Mines in the most remote parts of Australia represent some of the harshest, most demanding workplaces on earth. With drilling equipment used at almost every stage of a mine’s operations, compressed air becomes the essential driver of operations and consistent supply provided by reliable air compressors is critical.
The internal compressor and the air end within it become the hardest working piece of equipment on site. Every screw compressor is fundamentally dependent on the air end for its primary function, which represents a situation of extraordinary risk, given the high stakes.
While air compressors can be monitored thanks to a manufacturer determined life cycle (and good record keeping), this is rarely the case with air ends. The first indication of an issue with an air end – even slight deterioration – will be impaired compressor function. Every metre of drilling comes at a cost and just minutes of downtime can result in eye watering losses. Quentin Sanders, Leading Hand Air End Technician for Sullair Australia explains. “With an air end there’s no set hours as to how often they should be changed out. Certain companies will change out at 12 to 15,000 hours, as an industry standard, but the rotating components, bearings and so on only have a certain shelf life. No manufacturer can put a lifespan on that because each compressor is different, as is the quality of servicing, the impact of foreign bodies and oil degradation.”
Support that provides fast and customised solutions is essential, which is what makes Sullair’s Air End Exchange Program so vital to the Australian market.
The exchange process is fairly straightforward, and by design provides an agile and efficient response to dealing with faulty air ends – through repair, customisation or replacement.
Gareth Spencer is Sullair’s Regional Sales Manager for WA, SA and the NT – challenging locations, where being responsive to air end faults is particularly crucial. “When an air end isn’t working as well as it should, it can be brought into an air end centre, be repaired or exchanged for one that’s already been repaired or had replacement parts fitted, then we take the faulty air end and rebuild it internally”.
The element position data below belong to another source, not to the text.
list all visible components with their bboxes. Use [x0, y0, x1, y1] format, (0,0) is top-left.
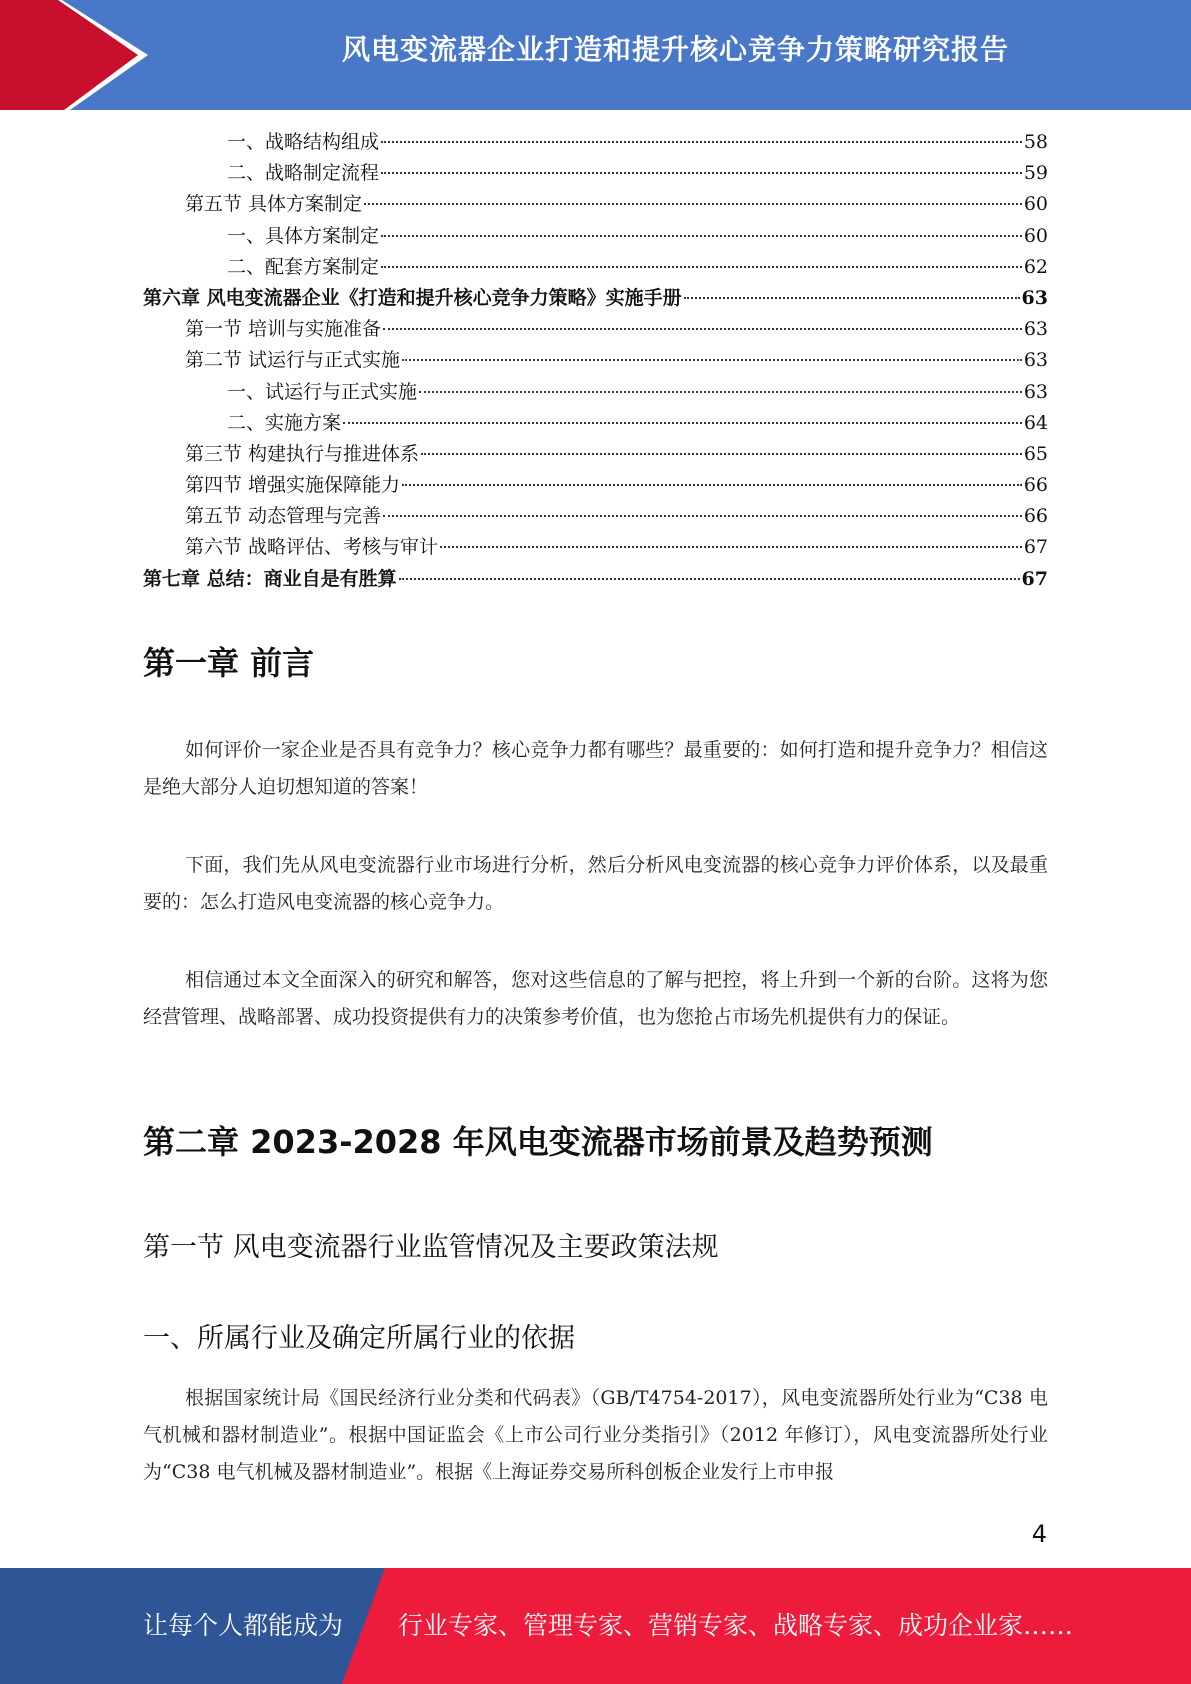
toc-entry-page: 67: [1023, 536, 1048, 559]
header-arrow-decoration: [0, 0, 160, 110]
toc-leader-dots: [684, 297, 1020, 299]
chapter-2-paragraph: 根据国家统计局《国民经济行业分类和代码表》（GB/T4754-2017），风电变流器所处行业为“C38 电气机械和器材制造业”。根据中国证监会《上市公司行业分类指引》（2012 年修订），风电变流器所处行业为“C38 电气机械及器材制造业”。根据《上海证券交易所科创板企业发行上市申报: [143, 1387, 1048, 1483]
toc-entry[interactable]: [143, 221, 1048, 252]
toc-leader-dots: [381, 141, 1022, 143]
toc-entry-page: 64: [1023, 411, 1048, 434]
toc-leader-dots: [383, 328, 1022, 330]
toc-entry-label: 第六章 风电变流器企业《打造和提升核心竞争力策略》实施手册: [143, 286, 682, 309]
toc-entry-page: 58: [1023, 131, 1048, 153]
toc-entry-label: 第四节 增强实施保障能力: [185, 474, 401, 497]
toc-entry-page: 60: [1023, 193, 1048, 216]
toc-entry[interactable]: [143, 377, 1048, 408]
toc-entry-label: 二、配套方案制定: [227, 255, 380, 278]
footer-slogan-left: 让每个人都能成为: [143, 1611, 344, 1640]
subsection-heading: 一、所属行业及确定所属行业的依据: [143, 1323, 575, 1354]
page-footer: [0, 1568, 1191, 1684]
toc-entry-label: 第二节 试运行与正式实施: [185, 349, 401, 372]
chapter-1-paragraph: 如何评价一家企业是否具有竞争力？核心竞争力都有哪些？最重要的：如何打造和提升竞争力？相信这是绝大部分人迫切想知道的答案！: [143, 739, 1048, 798]
toc-leader-dots: [381, 266, 1022, 268]
toc-entry-label: 第七章 总结：商业自是有胜算: [143, 567, 397, 590]
toc-entry-label: 一、具体方案制定: [227, 224, 380, 247]
toc-leader-dots: [399, 578, 1020, 580]
toc-entry-page: 63: [1023, 380, 1048, 403]
section-heading: 第一节 风电变流器行业监管情况及主要政策法规: [143, 1232, 719, 1263]
page-header: [0, 0, 1191, 110]
page-number: 4: [1031, 1520, 1047, 1548]
toc-entry[interactable]: [143, 252, 1048, 283]
toc-entry-page: 62: [1023, 255, 1048, 278]
toc-entry-label: 第一节 培训与实施准备: [185, 318, 382, 341]
toc-entry-page: 66: [1023, 474, 1048, 497]
toc-entry-page: 66: [1023, 505, 1048, 528]
toc-entry-page: 63: [1023, 349, 1048, 372]
toc-leader-dots: [383, 515, 1022, 517]
toc-entry[interactable]: [143, 158, 1048, 189]
chapter-2-heading: 第二章 2023-2028 年风电变流器市场前景及趋势预测: [143, 1123, 933, 1161]
toc-leader-dots: [402, 484, 1022, 486]
chapter-1-heading: 第一章 前言: [143, 644, 315, 682]
toc-entry[interactable]: [143, 408, 1048, 439]
toc-entry[interactable]: [143, 470, 1048, 501]
toc-entry[interactable]: [143, 532, 1048, 563]
toc-leader-dots: [381, 235, 1022, 237]
toc-entry-page: 59: [1023, 162, 1048, 185]
toc-entry-page: 63: [1023, 318, 1048, 341]
toc-leader-dots: [421, 453, 1022, 455]
toc-entry-page: 65: [1023, 442, 1048, 465]
toc-leader-dots: [364, 203, 1022, 205]
report-title: 风电变流器企业打造和提升核心竞争力策略研究报告: [341, 33, 1009, 66]
toc-entry[interactable]: [143, 501, 1048, 532]
toc-entry-label: 二、实施方案: [227, 411, 342, 434]
toc-leader-dots: [402, 359, 1022, 361]
toc-entry-label: 一、试运行与正式实施: [227, 380, 418, 403]
toc-entry-label: 第五节 动态管理与完善: [185, 505, 382, 528]
table-of-contents: [143, 127, 1048, 595]
chapter-1-paragraph: 下面，我们先从风电变流器行业市场进行分析，然后分析风电变流器的核心竞争力评价体系，以及最重要的：怎么打造风电变流器的核心竞争力。: [143, 854, 1048, 913]
toc-entry-label: 第三节 构建执行与推进体系: [185, 442, 420, 465]
toc-entry-chapter[interactable]: [143, 564, 1048, 595]
toc-leader-dots: [381, 172, 1022, 174]
toc-leader-dots: [343, 422, 1022, 424]
chapter-1-paragraph: 相信通过本文全面深入的研究和解答，您对这些信息的了解与把控，将上升到一个新的台阶。这将为您经营管理、战略部署、成功投资提供有力的决策参考价值，也为您抢占市场先机提供有力的保证。: [143, 969, 1048, 1028]
toc-entry-label: 第六节 战略评估、考核与审计: [185, 536, 439, 559]
toc-entry[interactable]: [143, 314, 1048, 345]
footer-slogan-right: 行业专家、管理专家、营销专家、战略专家、成功企业家……: [398, 1611, 1074, 1640]
toc-entry-page: 63: [1021, 286, 1048, 309]
toc-entry[interactable]: [143, 439, 1048, 470]
toc-leader-dots: [440, 546, 1022, 548]
toc-leader-dots: [419, 391, 1022, 393]
toc-entry-page: 60: [1023, 224, 1048, 247]
toc-entry[interactable]: [143, 127, 1048, 158]
toc-entry-chapter[interactable]: [143, 283, 1048, 314]
toc-entry[interactable]: [143, 189, 1048, 220]
toc-entry[interactable]: [143, 345, 1048, 376]
toc-entry-label: 二、战略制定流程: [227, 162, 380, 185]
toc-entry-label: 一、战略结构组成: [227, 131, 380, 153]
toc-entry-page: 67: [1021, 567, 1048, 590]
toc-entry-label: 第五节 具体方案制定: [185, 193, 363, 216]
Decisions are made on a case by case basis, with the ideal solution implemented, based on what stage of drilling the compressor is functioning at, and what shape the part itself is in. A customisation that increases pressure but reduces flow, or vice versa may be all that’s required. Alternatively, the long game becomes the priority and a new part that offers thousands of hours extension to life is the most compelling solution.
Gareth explains how these decisions are made. “There’s two stages to air end function – the low-pressure stage and the high-pressure stage. The latter is where all the real hard work is done, so when it’s working with pressures between 350psi up to 500, we’d replace a part for a new one, rather than repair”. That 2nd hand part can then be repaired and resold.
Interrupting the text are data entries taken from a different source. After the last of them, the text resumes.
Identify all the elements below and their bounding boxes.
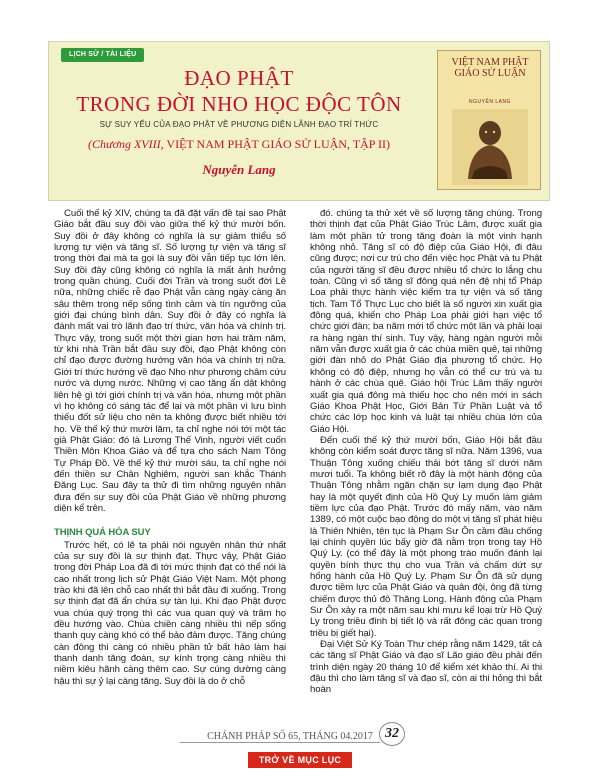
issue-info: CHÁNH PHÁP SỐ 65, THÁNG 04.2017: [207, 731, 373, 742]
chapter-line: [49, 137, 429, 152]
footer-divider: [180, 742, 380, 743]
book-cover-author: NGUYỄN LANG: [469, 99, 511, 105]
chapter-book-title: VIỆT NAM PHẬT GIÁO SỬ LUẬN, TẬP II): [163, 137, 390, 151]
article-header: [48, 41, 550, 201]
body-paragraph: Cuối thế kỷ XIV, chúng ta đã đặt vấn đề tại sao Phật Giáo bắt đầu suy đồi vào giữa thế kỷ thứ mười bốn. Suy đồi ở đây không có nghĩa là sự giảm thiểu số lượng tự viện và tăng sĩ. Số lượng tự viện và tăng sĩ trong thời đại mà ta gọi là suy đồi vẫn tiếp tục lớn lên. Suy đồi đây cũng không có nghĩa là mất ảnh hưởng trong quần chúng. Cuối đời Trần và trong suốt đời Lê nữa, những chiếc rễ đạo Phật vẫn càng ngày càng ăn sâu thêm trong nếp sống tình cảm và tín ngưỡng của giới đại chúng bình dân. Suy đồi ở đây có nghĩa là đánh mất vai trò lãnh đạo trí thức, văn hóa và chính trị. Thực vậy, trong suốt một thời gian hơn hai trăm năm, từ khi nhà Trần bắt đầu suy đồi, đạo Phật không còn chỉ đạo được đường hướng văn hóa và chính trị nữa. Giới trí thức hướng về đạo Nho như phương châm cứu nước và dựng nước. Những vị cao tăng ẩn dật không liên hệ gì tới giới chính trị và văn hóa, nhưng một phần vì họ không có sáng tác để lại và một phần vì lưu bình thiếu đốt sử liệu cho nên ta không được biết nhiều tới họ. Về thế kỷ thứ mười lăm, ta chỉ nghe nói tới một tác giả Phật Giáo: đó là Lương Thế Vinh, người viết cuốn Thiền Môn Khoa Giáo và để tựa cho sách Nam Tông Tự Pháp Đồ. Về thế kỷ thứ mười sáu, ta chỉ nghe nói đến thiền sư Chân Nghiêm, người san khắc Thánh Đăng Lục. Sau đây ta thử đi tìm những nguyên nhân đưa đến sự suy đồi của Phật Giáo về những phương diện kể trên.: [54, 208, 286, 514]
article-title-line1: ĐẠO PHẬT: [184, 66, 294, 90]
text-column-left: [54, 208, 286, 687]
section-tag: LỊCH SỬ / TÀI LIỆU: [61, 48, 144, 62]
back-to-toc-button[interactable]: TRỞ VỀ MỤC LỤC: [248, 752, 352, 768]
body-paragraph: đó. chúng ta thử xét về số lượng tăng chúng. Trong thời thịnh đạt của Phật Giáo Trúc Lâm, được xuất gia làm một phần tử trong tăng đoàn là một vinh hạnh không nhỏ. Tăng sĩ có độ điệp của Giáo Hội, đi đâu cũng được; nơi cư trú cho đến việc học Phật và tu Phật của người tăng sĩ đều được nhiều tổ chức lo lắng chu toàn. Cũng vì số tăng sĩ đông quá nên đệ nhị tổ Pháp Loa phải thực hành việc kiểm tra tự viện và số tăng tịch. Tam Tổ Thực Lục cho biết là số người xin xuất gia đông quá, khiến cho Pháp Loa phải giới hạn việc tổ chức giới đàn; ba năm mới tổ chức một lần và phải loại ra hàng ngàn thí sinh. Tuy vậy, hàng ngàn người mỗi năm vẫn được xuất gia ở các chùa miền quê, tại những giới đàn nhỏ do Phật Giáo địa phương tổ chức. Họ không có độ điệp, nhưng họ vẫn có thể cư trú và tu hành ở các chùa quê. Giáo hội Trúc Lâm thấy người xuất gia quá đông mà thiếu học cho nên mới in sách Giáo Khoa Phật Học, Giới Bản Tứ Phần Luật và tổ chức các lớp học kinh và luật tại nhiều chùa lớn của Giáo Hội.: [310, 208, 542, 435]
book-cover-image: [437, 50, 541, 190]
body-paragraph: Đến cuối thế kỷ thứ mười bốn, Giáo Hội bắt đầu không còn kiểm soát được tăng sĩ nữa. Năm 1396, vua Thuận Tông xuống chiếu thải bớt tăng sĩ dưới năm mươi tuổi. Ta không biết rõ đây là một hành động của Thuận Tông nhằm ngăn chặn sự lạm dụng đạo Phật hay là một quyết định của Hồ Quý Ly muốn làm giảm tiềm lực của đạo Phật. Trước đó mấy năm, vào năm 1389, có một cuộc bạo động do một vị tăng sĩ phát hiệu là Thiên Nhiên, tên tục là Phạm Sư Ôn cầm đầu chống lại chính quyền lúc bấy giờ đã nằm trọn trong tay Hồ Quý Ly. (có thể đây là một phong trào muốn đánh lại quyền bính thực thụ cho vua Trần và chấm dứt sự hống hành của Hồ Quý Ly. Phạm Sư Ôn đã sử dụng được tiềm lực của Phật Giáo và quân đội, ông đã từng chiếm được thủ đô Thăng Long. Hành động của Phạm Sư Ôn xảy ra một năm sau khi mưu kế loại trừ Hồ Quý Ly trong triều đình bị tiết lộ và rất đông các quan trong triều bị giết hại).: [310, 434, 542, 639]
section-heading: THỊNH QUÁ HÓA SUY: [54, 527, 151, 539]
article-title-line2: TRONG ĐỜI NHO HỌC ĐỘC TÔN: [76, 92, 402, 116]
body-paragraph: Trước hết, có lẽ ta phải nói nguyên nhân thứ nhất của sự suy đồi là sự thịnh đạt. Thực vậy, Phật Giáo trong đời Pháp Loa đã đi tới mức thịnh đạt có thể nói là cao nhất trong lịch sử Phật Giáo Việt Nam. Một phong trào khi đã lên chỗ cao nhất thì bắt đầu đi xuống. Trong sự thịnh đạt đã ẩn chứa sự tàn lụi. Khi đạo Phật được vua chúa quý trọng thì các vua quan quý và trâm họ đều hướng vào. Chùa chiền càng nhiều thì nếp sống thanh quy càng khó có thể bảo đảm được. Tăng chúng càn đông thì càng có nhiều phần tử bất hảo làm hại thanh danh tăng đoàn, sự kính trọng càng nhiều thì niềm kiêu hãnh càng thêm cao. Sự cúng dường càng hậu thì sự ỷ lại càng tăng. Suy đồi là do ở chỗ: [54, 539, 286, 687]
body-paragraph: Đại Việt Sử Ký Toàn Thư chép rằng năm 1429, tất cả các tăng sĩ Phật Giáo và đạo sĩ Lão giáo đều phải đến trình diện ngày 20 tháng 10 để kiểm xét khảo thí. Ai thi đậu thì cho làm tăng sĩ và đạo sĩ, còn ai thi hỏng thì bắt hoàn: [310, 639, 542, 696]
chapter-number: (Chương XVIII,: [88, 137, 164, 151]
text-column-right: [310, 208, 542, 696]
page-number: 32: [379, 722, 405, 746]
book-cover-title: VIỆT NAM PHẬT GIÁO SỬ LUẬN: [451, 57, 529, 79]
seated-monk-illustration: [452, 109, 528, 185]
article-subtitle: SỰ SUY YẾU CỦA ĐẠO PHẬT VỀ PHƯƠNG DIỆN LÃNH ĐẠO TRÍ THỨC: [99, 120, 379, 129]
article-author: Nguyễn Lang: [202, 162, 276, 177]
Having parts on hand ensures problems are solved quickly with genuine expertise. Across Sullair’s four regional centres, in Melbourne, Newcastle, Mackay and Canningvale, a deep knowledge of the local context ensures air end issues can be dealt with thoroughly and efficiently.
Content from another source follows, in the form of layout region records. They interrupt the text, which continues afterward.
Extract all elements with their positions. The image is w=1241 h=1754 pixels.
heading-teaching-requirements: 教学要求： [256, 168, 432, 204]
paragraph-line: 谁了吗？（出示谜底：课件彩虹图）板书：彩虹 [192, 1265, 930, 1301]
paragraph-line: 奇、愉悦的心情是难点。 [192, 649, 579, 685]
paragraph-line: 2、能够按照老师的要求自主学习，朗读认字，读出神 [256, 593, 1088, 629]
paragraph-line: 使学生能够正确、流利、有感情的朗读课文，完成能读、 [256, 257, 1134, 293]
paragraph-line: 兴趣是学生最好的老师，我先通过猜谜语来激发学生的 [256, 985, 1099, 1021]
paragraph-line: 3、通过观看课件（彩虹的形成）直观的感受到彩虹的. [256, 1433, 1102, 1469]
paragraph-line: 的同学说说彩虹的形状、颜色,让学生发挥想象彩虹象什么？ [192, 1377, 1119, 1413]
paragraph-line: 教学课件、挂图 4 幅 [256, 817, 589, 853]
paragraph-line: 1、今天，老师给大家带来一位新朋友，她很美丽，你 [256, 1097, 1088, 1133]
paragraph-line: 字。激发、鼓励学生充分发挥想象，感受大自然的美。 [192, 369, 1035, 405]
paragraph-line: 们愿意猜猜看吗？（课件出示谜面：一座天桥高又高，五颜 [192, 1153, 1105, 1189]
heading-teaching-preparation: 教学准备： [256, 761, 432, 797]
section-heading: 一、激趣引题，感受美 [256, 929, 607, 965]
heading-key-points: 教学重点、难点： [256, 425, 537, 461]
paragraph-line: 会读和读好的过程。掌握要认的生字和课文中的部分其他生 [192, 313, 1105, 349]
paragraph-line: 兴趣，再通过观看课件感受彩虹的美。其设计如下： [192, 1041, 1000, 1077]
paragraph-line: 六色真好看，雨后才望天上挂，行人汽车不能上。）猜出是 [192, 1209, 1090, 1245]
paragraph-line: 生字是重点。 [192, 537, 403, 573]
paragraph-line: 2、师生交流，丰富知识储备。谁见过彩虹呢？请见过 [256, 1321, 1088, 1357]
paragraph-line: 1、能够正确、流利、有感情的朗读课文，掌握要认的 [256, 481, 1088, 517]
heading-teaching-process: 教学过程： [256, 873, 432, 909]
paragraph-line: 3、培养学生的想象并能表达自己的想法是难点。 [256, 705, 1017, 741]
“Sullair compressors are synonymous with the environment,” says Quentin. “They will continue to work in extremely harsh conditions – 50+ degree days, running flat stick, drilling down for metres and metres, on a site that’s hundreds of kilometres from the next town”.”
Working in such high-risk environments necessitates highly skilled staff, and Sullair supports all of its customer base with training and technical guidance as standard. With technicians in all of Sullair’s regional facilities responding to driller questions as part of day to day operations – intel is part of the service. The provision of technical expertise and support puts preventative maintenance practices in place on sites, enabling everyone to implement solutions that ensure the utmost safety measures are in place and seamless production cycles are sustained. From a health and safety perspective, further training is also of particular importance. In recent years, Sullair has established a strong reputation for its comprehensive on site training delivery.
“The training side is really beneficial,” explains Quentin. “Because the guys on site understand how imperative it is to know the equipment. They’ll buy equipment and spare parts from us and we make sure they have the knowledge to maintain their gear, plus they’re then encouraged to use genuine parts”.